Missing from the Defence copies were the interviews of Julie Mugford and her mother Mary Mugford. In addition to this many of the senior police officer’s interviews are also missing. 

Overall the review inaccurately drew on accounts which contradict the original statements of witnesses and even contradicted court testimony. It also presented Jeremy Bamber in a biased way using the accounts of Julie Mugford and Robert Boutflour to provide a complete character assassination of Jeremy presented as a money hungry sexual predator who was also engaged in “unsavoury homosexual activities”.

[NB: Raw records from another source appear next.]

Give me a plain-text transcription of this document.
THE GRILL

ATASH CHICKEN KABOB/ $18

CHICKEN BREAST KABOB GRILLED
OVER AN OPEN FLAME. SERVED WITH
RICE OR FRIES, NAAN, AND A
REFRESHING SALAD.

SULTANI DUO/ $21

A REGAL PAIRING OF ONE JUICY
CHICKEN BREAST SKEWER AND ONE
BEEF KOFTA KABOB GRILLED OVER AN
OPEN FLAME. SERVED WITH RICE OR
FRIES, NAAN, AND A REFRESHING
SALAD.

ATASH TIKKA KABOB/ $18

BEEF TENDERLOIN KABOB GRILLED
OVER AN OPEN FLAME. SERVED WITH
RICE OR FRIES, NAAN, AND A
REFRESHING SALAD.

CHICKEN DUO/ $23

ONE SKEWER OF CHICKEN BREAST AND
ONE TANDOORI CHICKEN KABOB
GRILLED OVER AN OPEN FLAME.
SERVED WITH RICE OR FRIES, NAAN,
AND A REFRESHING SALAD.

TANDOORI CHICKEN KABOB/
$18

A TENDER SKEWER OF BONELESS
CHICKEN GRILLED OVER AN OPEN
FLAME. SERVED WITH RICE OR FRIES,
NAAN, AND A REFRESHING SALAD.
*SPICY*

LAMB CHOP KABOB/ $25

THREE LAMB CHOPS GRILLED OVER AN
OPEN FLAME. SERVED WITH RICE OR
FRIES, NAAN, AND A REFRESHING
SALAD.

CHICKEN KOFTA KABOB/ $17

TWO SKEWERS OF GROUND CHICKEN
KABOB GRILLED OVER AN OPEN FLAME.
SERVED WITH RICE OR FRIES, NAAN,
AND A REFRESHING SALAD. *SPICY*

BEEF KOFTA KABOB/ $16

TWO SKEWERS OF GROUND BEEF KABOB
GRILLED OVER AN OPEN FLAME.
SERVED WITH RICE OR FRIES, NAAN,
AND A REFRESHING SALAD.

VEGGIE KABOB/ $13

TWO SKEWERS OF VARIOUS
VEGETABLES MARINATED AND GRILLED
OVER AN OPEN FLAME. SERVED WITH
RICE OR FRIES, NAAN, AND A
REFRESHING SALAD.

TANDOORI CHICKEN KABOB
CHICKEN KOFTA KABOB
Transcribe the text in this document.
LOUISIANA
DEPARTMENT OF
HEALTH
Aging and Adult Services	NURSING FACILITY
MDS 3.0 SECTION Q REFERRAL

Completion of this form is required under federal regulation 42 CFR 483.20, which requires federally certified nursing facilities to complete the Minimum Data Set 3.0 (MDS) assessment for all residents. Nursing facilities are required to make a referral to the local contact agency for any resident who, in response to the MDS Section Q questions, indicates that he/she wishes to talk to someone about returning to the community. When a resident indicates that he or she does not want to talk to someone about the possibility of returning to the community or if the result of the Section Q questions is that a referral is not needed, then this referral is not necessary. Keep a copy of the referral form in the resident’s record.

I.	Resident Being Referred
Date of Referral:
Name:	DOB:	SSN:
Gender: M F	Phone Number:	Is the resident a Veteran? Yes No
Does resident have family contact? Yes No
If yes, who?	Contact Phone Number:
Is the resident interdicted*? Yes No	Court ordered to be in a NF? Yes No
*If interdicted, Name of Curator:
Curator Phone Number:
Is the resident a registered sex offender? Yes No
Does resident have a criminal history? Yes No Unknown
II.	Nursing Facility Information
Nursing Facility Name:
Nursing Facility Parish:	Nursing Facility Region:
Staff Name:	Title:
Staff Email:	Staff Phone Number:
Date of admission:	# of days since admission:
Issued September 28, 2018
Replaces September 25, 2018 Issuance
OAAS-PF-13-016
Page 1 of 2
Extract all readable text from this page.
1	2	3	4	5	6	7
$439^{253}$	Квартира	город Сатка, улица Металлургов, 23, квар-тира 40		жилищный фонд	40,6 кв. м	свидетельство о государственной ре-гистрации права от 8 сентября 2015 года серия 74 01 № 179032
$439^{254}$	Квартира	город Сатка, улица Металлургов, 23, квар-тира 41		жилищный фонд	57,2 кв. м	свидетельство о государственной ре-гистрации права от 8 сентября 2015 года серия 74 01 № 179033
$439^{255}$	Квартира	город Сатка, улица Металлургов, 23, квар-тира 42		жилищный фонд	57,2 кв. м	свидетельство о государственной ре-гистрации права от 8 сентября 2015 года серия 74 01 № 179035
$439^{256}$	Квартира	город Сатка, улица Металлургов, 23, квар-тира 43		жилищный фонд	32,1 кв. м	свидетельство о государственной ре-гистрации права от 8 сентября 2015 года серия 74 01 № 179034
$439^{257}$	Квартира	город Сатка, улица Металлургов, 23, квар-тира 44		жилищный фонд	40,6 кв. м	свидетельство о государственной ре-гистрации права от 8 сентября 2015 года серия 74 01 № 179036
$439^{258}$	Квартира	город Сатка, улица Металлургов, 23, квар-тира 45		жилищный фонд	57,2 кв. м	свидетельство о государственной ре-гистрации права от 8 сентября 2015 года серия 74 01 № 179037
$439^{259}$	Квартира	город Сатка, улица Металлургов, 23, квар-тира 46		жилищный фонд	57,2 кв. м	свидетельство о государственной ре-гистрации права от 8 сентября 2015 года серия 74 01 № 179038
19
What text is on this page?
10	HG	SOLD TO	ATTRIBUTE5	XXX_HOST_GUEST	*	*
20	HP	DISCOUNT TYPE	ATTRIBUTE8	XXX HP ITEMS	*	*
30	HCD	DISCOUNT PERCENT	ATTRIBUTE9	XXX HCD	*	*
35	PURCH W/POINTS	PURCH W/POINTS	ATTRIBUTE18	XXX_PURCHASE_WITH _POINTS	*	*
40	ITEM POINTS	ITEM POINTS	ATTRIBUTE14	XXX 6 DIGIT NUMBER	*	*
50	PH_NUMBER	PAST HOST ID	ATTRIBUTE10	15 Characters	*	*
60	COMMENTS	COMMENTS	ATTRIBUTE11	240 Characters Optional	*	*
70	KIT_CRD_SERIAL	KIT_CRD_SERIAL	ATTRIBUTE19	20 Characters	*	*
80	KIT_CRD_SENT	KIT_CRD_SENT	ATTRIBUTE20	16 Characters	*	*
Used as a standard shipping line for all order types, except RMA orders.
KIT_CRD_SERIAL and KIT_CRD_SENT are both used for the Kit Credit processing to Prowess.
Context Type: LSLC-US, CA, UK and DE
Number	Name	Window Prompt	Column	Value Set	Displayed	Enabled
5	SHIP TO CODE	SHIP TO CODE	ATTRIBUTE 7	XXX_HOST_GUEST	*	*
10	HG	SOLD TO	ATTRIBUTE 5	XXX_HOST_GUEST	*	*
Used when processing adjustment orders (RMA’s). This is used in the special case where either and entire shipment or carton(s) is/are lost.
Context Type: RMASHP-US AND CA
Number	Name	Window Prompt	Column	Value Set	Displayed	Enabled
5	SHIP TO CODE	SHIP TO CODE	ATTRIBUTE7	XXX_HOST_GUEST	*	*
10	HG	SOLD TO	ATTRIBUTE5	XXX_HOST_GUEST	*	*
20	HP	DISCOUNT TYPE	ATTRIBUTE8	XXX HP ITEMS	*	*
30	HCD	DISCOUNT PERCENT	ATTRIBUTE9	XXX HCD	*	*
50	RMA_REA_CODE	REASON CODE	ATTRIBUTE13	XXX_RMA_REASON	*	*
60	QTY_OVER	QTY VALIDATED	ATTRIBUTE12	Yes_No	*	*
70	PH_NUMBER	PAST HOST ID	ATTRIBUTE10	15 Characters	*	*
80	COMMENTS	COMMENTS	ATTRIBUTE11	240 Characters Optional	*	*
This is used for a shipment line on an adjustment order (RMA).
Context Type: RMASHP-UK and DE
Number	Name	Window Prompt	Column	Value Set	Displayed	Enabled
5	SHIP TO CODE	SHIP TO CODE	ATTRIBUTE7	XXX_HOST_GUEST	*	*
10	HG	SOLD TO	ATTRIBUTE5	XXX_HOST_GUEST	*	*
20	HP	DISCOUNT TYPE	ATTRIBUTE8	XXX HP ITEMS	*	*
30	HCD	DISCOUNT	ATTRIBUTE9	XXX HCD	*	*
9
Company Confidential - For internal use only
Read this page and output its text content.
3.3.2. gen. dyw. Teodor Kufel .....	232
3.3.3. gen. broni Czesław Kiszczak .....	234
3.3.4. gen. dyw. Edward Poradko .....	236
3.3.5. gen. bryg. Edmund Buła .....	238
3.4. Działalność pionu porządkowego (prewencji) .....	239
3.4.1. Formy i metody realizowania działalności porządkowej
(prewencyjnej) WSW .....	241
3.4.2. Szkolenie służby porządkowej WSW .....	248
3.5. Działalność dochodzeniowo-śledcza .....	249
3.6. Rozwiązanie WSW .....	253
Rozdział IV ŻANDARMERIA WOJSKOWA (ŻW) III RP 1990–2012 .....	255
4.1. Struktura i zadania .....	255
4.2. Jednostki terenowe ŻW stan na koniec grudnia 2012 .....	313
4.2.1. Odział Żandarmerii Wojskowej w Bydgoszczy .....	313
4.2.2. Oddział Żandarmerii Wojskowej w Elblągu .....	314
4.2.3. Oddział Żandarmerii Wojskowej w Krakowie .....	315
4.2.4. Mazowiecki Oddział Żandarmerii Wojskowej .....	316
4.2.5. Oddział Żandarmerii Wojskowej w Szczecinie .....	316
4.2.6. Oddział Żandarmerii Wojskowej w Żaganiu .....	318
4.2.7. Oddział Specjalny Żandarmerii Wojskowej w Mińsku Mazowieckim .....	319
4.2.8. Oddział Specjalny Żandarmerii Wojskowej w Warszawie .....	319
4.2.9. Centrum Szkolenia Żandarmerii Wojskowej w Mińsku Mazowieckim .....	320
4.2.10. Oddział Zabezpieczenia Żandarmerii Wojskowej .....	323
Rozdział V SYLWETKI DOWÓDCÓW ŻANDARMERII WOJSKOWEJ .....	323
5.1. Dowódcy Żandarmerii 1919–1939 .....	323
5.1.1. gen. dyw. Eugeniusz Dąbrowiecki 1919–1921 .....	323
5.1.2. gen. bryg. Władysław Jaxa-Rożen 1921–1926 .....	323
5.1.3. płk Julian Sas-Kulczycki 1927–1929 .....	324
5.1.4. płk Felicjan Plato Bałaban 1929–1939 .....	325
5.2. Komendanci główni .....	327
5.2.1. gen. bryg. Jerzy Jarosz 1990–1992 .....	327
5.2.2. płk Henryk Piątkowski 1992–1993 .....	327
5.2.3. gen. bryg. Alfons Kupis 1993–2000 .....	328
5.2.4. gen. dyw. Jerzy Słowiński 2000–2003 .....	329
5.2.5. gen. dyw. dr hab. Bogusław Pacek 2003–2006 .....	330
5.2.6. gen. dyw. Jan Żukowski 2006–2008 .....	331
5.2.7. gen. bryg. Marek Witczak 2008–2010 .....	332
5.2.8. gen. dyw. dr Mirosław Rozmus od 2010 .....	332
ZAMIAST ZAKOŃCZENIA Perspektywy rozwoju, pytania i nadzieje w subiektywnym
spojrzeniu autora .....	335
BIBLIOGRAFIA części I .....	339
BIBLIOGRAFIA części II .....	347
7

At the end of the report DCI Dickinson concluded that the most senior investigating officer had not visited the scene until after the bodies had been disturbed. He also found that owing to a "shortage of resources," senior officers DCI Jones, DI Cook and DI Montgomery had failed to request that a pathologist and ballistics expert attend the scene with the bodies in situ. Recommendations were made pertaining to these points and also included issues of training and force communication with other police sources.

DCI Dickinson would have us believe that Jeremy Bamber was so sophisticated that he managed to fool a large number of senior and junior police officers at the scene and later a pathologist and ballistics expert. We put it that it is highly unlikely and improbable that experienced police officers attending such a tragic scene would have ignored key evidence if they had not been 100% convinced that Sheila Caffell had killed the family.

In 2002 the appeal court judges placed little significance on any of the Dickinson report referred to by the Defence including the issue of inheritance an area which has developed further in light of evidence disclosed since the 2002 appeal which brings into question the credibility of key prosecution witnesses in particular that of Robert Boutflour.